Maite  Vizcarra

Una reciente crisis familiar que, gracias a la providencia, se está solucionando favorablemente, me puso a pensar en que cuando nuestros padres empiezan a volverse más dependientes de nosotros, es porque ya estamos más cerca de la madurez que de la otrora mocedad. Y aunque la noción de ser joven en el mundo se ha hecho más elástica –ahí está la “adultescencia” y la llamada generación “perennial”, adultos con alta calidad de vida y productividad–, es claro que es mejor “sembrar en primavera que en invierno”.

Es inevitable no pensar en las generaciones más , cuya desesperanza se torna en un resentimiento ante sus pares más favorecidos que le va a cobrar la factura en breve al país. Porque de todos los que están padeciendo la actual incertidumbre, son los más jóvenes los que se han quedado sin presente hace rato, para dejar de lado ese cliché que los coloca en un punto que rara vez vemos en el Perú: el futuro.

Los estamos “crisificando” y, de paso, tirando por la borda una de nuestras más preciadas ventajas competitivas, el llamado bono demográfico. Pues, aún cuando seguimos siendo una sociedad joven, también es cierto que los niveles de deserción escolar, precariedad educativa e informalidad laboral han llegado a sus picos más preocupantes, condenando a una población que se ha quedado huérfana sin voceros ni gente que saque la cara por ellos.

Parte de esa orfandad se traduce en que aún no estamos viendo un recambio generacional en los liderazgos relevantes en el país, entre otras razones, porque no se les ha dado espacio en las diversas agendas públicas. Y eso que la crisis residual del confinamiento del COVID-19 ya nos había gritado su principal legado: el incremento de la población de ‘ninis’ (personas que no trabajan ni estudian).

Y, sin embargo, surge la paradoja de tener a esas generaciones jóvenes cada vez más conectadas con los gustos globales, con las tendencias de pensamiento más actuales gracias a Internet y sus frutos.

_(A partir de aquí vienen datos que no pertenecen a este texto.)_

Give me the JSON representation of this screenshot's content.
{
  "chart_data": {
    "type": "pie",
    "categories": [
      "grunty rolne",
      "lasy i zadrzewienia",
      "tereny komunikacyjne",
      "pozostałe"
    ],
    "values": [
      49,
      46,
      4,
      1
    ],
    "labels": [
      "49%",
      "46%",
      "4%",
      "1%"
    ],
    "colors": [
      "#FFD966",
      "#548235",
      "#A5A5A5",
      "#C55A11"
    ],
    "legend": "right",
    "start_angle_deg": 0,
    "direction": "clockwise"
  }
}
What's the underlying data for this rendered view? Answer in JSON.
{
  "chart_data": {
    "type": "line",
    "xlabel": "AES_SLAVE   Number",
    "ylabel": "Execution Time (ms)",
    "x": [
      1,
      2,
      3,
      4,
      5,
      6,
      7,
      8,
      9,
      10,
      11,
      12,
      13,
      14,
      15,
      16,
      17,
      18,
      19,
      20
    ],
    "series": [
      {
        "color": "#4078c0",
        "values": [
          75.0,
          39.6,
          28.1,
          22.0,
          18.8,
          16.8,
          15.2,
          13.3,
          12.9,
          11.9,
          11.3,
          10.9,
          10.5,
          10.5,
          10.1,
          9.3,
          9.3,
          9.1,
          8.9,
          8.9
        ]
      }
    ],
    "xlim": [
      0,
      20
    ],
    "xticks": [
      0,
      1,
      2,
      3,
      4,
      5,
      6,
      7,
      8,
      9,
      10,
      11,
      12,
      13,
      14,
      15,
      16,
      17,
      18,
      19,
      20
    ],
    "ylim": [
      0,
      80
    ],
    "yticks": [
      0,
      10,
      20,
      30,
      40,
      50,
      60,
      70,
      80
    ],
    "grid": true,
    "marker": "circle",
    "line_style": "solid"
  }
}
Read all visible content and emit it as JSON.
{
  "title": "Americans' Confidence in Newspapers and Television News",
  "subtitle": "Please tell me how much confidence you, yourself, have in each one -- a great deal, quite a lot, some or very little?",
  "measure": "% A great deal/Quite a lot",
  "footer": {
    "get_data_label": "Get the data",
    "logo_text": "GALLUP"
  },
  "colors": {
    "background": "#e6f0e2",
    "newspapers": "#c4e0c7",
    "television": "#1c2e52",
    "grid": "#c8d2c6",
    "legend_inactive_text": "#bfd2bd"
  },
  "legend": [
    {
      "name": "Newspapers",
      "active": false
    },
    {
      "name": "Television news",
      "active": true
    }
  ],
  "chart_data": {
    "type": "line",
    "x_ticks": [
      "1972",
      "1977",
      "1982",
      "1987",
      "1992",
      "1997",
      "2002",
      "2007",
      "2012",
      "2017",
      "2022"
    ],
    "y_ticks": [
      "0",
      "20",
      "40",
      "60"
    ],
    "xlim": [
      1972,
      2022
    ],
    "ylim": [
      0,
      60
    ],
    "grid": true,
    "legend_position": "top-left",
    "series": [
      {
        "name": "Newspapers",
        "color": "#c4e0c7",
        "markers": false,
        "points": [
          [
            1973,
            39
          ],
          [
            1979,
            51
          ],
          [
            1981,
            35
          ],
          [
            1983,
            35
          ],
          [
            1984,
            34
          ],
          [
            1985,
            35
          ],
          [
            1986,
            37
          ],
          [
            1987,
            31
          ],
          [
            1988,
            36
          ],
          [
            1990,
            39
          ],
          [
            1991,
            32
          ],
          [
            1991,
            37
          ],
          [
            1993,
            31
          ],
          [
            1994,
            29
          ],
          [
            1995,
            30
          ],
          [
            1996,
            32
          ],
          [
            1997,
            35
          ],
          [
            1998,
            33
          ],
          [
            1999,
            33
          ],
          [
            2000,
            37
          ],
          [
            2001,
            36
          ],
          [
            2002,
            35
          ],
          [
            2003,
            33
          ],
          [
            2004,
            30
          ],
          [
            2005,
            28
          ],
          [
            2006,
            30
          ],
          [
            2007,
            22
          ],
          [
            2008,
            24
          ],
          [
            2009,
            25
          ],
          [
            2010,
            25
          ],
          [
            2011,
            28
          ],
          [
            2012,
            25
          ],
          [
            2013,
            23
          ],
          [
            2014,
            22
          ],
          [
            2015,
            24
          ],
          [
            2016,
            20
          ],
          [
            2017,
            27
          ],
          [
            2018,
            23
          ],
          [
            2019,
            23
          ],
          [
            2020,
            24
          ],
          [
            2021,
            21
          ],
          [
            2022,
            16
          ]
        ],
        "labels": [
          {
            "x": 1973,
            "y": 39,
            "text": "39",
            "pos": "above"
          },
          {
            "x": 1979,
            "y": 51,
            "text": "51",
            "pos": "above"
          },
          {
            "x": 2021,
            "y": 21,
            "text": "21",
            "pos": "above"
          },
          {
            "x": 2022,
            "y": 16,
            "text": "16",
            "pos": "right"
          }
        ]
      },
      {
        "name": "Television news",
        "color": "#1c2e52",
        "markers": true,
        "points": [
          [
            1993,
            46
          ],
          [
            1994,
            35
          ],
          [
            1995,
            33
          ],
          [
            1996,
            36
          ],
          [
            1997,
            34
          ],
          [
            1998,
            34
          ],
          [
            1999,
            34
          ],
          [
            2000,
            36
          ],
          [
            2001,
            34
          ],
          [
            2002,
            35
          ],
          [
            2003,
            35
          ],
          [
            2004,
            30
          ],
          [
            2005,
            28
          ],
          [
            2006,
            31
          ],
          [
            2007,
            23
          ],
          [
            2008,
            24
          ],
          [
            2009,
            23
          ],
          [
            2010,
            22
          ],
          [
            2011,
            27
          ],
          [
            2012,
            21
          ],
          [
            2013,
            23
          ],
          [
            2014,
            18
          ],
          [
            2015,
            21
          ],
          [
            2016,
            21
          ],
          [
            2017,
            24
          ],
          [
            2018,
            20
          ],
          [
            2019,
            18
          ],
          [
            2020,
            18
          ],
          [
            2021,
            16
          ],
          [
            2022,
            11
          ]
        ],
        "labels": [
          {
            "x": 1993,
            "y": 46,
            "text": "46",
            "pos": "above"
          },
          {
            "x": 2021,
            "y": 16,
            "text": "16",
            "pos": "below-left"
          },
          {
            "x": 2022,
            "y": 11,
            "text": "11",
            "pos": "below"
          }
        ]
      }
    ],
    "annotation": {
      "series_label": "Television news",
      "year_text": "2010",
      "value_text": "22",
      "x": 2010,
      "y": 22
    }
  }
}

Entonces, la sociedad civil que se viene dibujando en el país ahora, seguramente es la mejor informada, la más activista –sí, vía el clictivismo–, la más protestona –esos memes son más que chistes, por cierto– y la que más quiere que las cosas cambien; porque los estigmas de la no inclusión y de la no diversidad todavía pesan muchísimo en el siglo XXI, aquí.

El contexto no es favorable para nadie, pero es crítico que entre los diversos mínimos que tenemos que empezar a trazar en algún acuerdo máximo, la defensa de los intereses de los más jóvenes tiene que estar presente.

Pues, desde el punto de vista de la construcción de instituciones y modos de entender la convivencia social a través de sistemas políticos basados en el diálogo como es –aún– la democracia representativa, los jóvenes son fundamentales. Ellos son el primer eslabón de la cadena cívica, son la cimiente de cualquier modelo de progreso desde su base para que este subsista. E, inherente a lo anterior, la falta de cobijo a sus intereses puede fabricar generaciones de jóvenes que no se sientan vinculadas al modelo democrático, prefiriendo las soluciones autoritarias o populistas.

No incluir sus demandas en agendas sociales implica que encuentren inútil vivir en democracia, porque no ven que se filtre a través de ella la ventana del bienestar, es decir, la posibilidad de alcanzar un mañana mejor. Pero, además, es vital trabajar en sistemas de ‘mentorship’ social que nos permita construir espacios que arropen a esas generaciones.

En ese sentido, es loable encontrar muchas iniciativas privadas vinculadas a ese ‘mentorship’. No obstante, es insuficiente.

Siendo el Perú el país con más huérfanos por el COVID-19 –”The Lancet” – en el mundo, existe un imperativo moral de rescatar a esa generación de peruanitos y peruanitas que no deben convertirse en la carne de cañón de alguna propuesta política extrema o trasnochada en los próximos meses.